然而看当时在魏忠贤手下内直房经管文书的太监刘若愚《酌中志》所记(16),可知当时跪谒途次的确实只有冯铨一人,并无阮大铖在内。应该说,这是目前知道最第一手的资料,且刘若愚并非魏党,其记载的可信度是比较高的。

从这个角度出发,我们再仔细去看下时间,便可发现指证阮大铖“叩马献策”者肯定出了差错,其传言大有问题。

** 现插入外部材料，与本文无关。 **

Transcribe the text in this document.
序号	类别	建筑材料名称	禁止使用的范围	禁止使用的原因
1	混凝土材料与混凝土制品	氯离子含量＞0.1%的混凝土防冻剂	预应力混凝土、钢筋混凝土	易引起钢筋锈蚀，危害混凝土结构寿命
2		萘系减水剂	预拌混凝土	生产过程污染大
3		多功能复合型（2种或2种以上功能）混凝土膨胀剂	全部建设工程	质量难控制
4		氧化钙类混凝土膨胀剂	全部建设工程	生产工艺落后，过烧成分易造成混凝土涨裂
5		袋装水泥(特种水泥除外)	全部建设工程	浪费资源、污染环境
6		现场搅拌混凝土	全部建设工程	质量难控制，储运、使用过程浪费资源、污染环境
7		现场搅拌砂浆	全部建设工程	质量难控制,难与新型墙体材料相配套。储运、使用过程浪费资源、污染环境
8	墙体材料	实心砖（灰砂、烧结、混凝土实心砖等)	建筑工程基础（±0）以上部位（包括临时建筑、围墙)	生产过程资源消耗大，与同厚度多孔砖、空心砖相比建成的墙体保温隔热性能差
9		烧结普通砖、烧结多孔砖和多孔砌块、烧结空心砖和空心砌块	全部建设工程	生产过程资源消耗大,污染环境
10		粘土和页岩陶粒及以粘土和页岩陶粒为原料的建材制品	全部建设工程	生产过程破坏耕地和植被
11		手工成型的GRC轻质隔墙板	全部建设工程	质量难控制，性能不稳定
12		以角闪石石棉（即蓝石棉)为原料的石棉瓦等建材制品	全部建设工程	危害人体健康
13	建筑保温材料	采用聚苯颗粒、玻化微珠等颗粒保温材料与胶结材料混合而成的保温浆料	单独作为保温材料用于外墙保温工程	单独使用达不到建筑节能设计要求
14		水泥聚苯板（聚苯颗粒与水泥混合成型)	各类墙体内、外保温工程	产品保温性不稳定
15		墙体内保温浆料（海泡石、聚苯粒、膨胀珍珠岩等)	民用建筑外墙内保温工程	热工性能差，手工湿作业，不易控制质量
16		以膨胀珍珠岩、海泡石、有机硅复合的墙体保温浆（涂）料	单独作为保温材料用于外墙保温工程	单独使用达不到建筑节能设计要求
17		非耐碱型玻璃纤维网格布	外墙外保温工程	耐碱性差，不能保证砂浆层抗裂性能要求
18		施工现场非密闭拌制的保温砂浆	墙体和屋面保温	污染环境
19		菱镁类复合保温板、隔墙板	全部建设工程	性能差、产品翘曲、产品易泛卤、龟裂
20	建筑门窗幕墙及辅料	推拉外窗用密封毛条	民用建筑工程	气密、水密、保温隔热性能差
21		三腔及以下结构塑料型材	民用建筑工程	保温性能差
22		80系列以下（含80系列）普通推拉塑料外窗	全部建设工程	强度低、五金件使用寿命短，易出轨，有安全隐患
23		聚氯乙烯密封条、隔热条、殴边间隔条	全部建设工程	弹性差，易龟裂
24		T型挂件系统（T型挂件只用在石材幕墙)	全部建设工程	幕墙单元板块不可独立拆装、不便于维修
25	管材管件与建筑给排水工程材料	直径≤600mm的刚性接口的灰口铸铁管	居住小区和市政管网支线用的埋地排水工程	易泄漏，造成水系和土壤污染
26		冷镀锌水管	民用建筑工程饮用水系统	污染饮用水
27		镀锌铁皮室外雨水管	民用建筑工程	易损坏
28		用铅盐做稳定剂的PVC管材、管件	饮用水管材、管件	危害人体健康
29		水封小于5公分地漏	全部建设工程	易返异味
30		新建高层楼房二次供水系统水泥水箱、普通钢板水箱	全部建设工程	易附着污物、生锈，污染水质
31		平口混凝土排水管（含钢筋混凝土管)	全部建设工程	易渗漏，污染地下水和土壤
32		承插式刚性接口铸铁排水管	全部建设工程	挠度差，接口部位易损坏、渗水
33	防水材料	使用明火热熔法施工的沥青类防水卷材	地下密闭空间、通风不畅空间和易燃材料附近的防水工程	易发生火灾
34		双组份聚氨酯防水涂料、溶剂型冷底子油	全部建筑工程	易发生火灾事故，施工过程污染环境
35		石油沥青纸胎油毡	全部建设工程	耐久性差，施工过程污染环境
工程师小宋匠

盖魏忠贤去涿州,乃是为祭祀“元君”。“元君”者,碧霞元君也。《明史》赵参鲁传曰:“万历二年,慈圣太后立庙涿州,祀碧霞元君。”有明一代,此君香火颇为旺盛。刘侗、于奕正所著的《帝京景物略》道:“四月一日至十八日,倾城趋马驹桥,幡乐最盛,碧霞元君诞也”;刘若愚《酌中志》的卷二十“饮食好尚纪略”,于“四月”条下亦云:“初旬以至下旬,耍西山,香山,碧云等;西直门外之高梁桥,涿州娘娘,马驹桥娘娘,西顶娘娘进香”,在说冯铨“叩马献策”的“黑头爰立纪略”中,他又特意说起此项内廷风俗道:“涿州去京师百余里。其涿郡娘娘,宫中咸敬之,中宫进香者络绎。”而清人潘荣陛的《帝京岁时纪胜》中,也说祭祀碧霞元君的时间是在四月。

再查现在涿州以及附近各地的地方及道教资料,包括泰山在内,碧霞元君的圣诞也都是四月十八日,祭祀活动基本集中在四月十六至十八这三天内。如雪花山碧霞元君庙,就是四月十六至十八三天,由井陉旧城周围四、五十个村庄组织参加庙会,还有着一套相当严格的程序和仪式。

据此可见,魏忠贤去涿州进香时间为四月一日至十八日之间无疑,准确地说,应该是在四月十六到十八日这三天间,魏忠贤盘桓于涿州一带。

然而按照魏大中自撰年谱所记,阮大铖已于二月十九日傅櫆上疏之前“辞朝”离京,这两者之间的时间差长达两月之久,且二月时连魏忠贤自己都不知道四月会去涿州进香,要说阮大铖在那里等他“叩马献策”,不免过于附会,迹近小说家言。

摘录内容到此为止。